Taylor’s view is so misguided that it’s hard to know where to begin.

For starters Taylor’s claim is made from the standpoint of the developer. It is not one that is made on behalf of the island or its intrinsic values, which include serving as:

▪ An undisturbed resting place for rare, threatened and endangered migratory birds and other wildlife.

▪ A buffer from major storm events.

▪ A historic fishing area for the Gullah Geechee people.

Many of these shared concerns were justifiably expressed in recent letters sent to the Beaufort County Zoning Board of Appeals by Gov. Henry McMaster, state Sen. Chip Campsen and state Rep. Shannon Erikson.

In their letters McMaster, Campsen and Erikson advocated for protecting this culturally and environmentally significant resource.

We should all applaud the leadership of our elected officials on this issue of statewide importance.

I recently observed the entire island by water.

And as I did so one thing became obvious to me:

The only people who could possibly say that developing the island is good for the island itself are those who stand to financially benefit from such development.

The island’s boundaries are in flux with trees and vegetation eroding into the salt marsh and beachfront in some areas; meanwhile, sand is building up in other areas.

The erosion on the southeast end is so severe that the lone house, sitting among the downed trees on the beach, is completely underwashed at high tide and slowly succumbing to the ocean.

The developer’s claim that construction will not be within the “Important Bird Area” — a term appropriated from the Audubon Society and arbitrarily redrawn by the developer on only the northern portion of the island — misses the entire basis for the legitimate island-wide Audubon designation.

The fact is that shorebirds are only able to safely rest and feed on the island because human activity is practically nonexistent.

The residential lots that have been platted for Bay Point are currently wholly or partially underwater; some are even seaward of the state’s jurisdictional setback lines (which means that they could not be developed in any case).

The proposed resort would include 50 villas, shops, restaurants, bars, spas and fitness centers — as well as the 10 septic systems necessary to support that development.

This plan is the opposite of preservation.

It would place the island’s wildlife structures at near immediate risk.

And once these structures and supporting infrastructure are threatened by inundation, the claim that no plans exist to renourish or fortify the beach will ring hollow.


Because there is no mechanism in place to actually ensure that the developer will stand by this claim.

Taylor’s reliance on The International Ecotourism Society as a source of credibility for this project actually only serves to undermine it.

According to a recent media report, former board members of the society were so concerned about ongoing financial mismanagement and unethical practices that they resigned.

In addition the society failed to file its required tax forms and had its 501(c)(3) tax status revoked by the IRS.

The fact is that all of the ecotourism goals that the developer extols can actually be executed without man-made structures and the associated infrastructure.

There are already legitimate ecotourism businesses — such as Coastal Expeditions — that conduct tours to adjacent St.

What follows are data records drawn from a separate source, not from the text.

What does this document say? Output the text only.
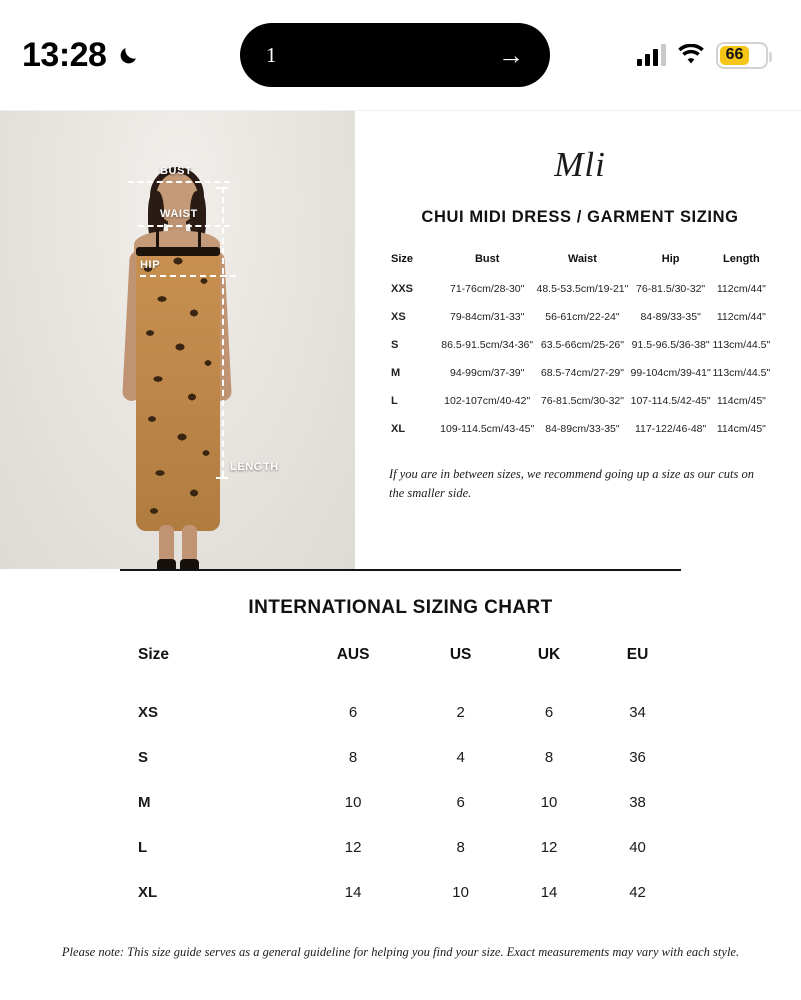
13:28	1	→	66
BUST
WAIST
HIP
LENGTH
Mli
CHUI MIDI DRESS / GARMENT SIZING
Size	Bust	Waist	Hip	Length
XXS	71-76cm/28-30"	48.5-53.5cm/19-21"	76-81.5/30-32"	112cm/44"
XS	79-84cm/31-33"	56-61cm/22-24"	84-89/33-35"	112cm/44"
S	86.5-91.5cm/34-36"	63.5-66cm/25-26"	91.5-96.5/36-38"	113cm/44.5"
M	94-99cm/37-39"	68.5-74cm/27-29"	99-104cm/39-41"	113cm/44.5"
L	102-107cm/40-42"	76-81.5cm/30-32"	107-114.5/42-45"	114cm/45"
XL	109-114.5cm/43-45"	84-89cm/33-35"	117-122/46-48"	114cm/45"
If you are in between sizes, we recommend going up a size as our cuts on the smaller side.
INTERNATIONAL SIZING CHART
Size	AUS	US	UK	EU
XS	6	2	6	34
S	8	4	8	36
M	10	6	10	38
L	12	8	12	40
XL	14	10	14	42
Please note: This size guide serves as a general guideline for helping you find your size. Exact measurements may vary with each style.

Phillips Island that include wildlife viewing opportunities and interpretative educational programs.

We can also turn to the Gullah Geechee people, who for generations have harvested fish and shellfish from the marshes and beaches of Bay Point, to provide cultural experiences.

None of these ecotourism experiences would require building 88,000 square feet of permanent infrastructure on this fragile island.

What is truly the “right thing to do for the island”?

The right thing to do for it is to ensure its permanent protection and allow it to shift, change and continue to provide habitat for valuable wildlife.

That’s exactly what it has successfully done for generations — without human interference.

Amy Armstrong is the executive director of the South Carolina Environmental Law Project.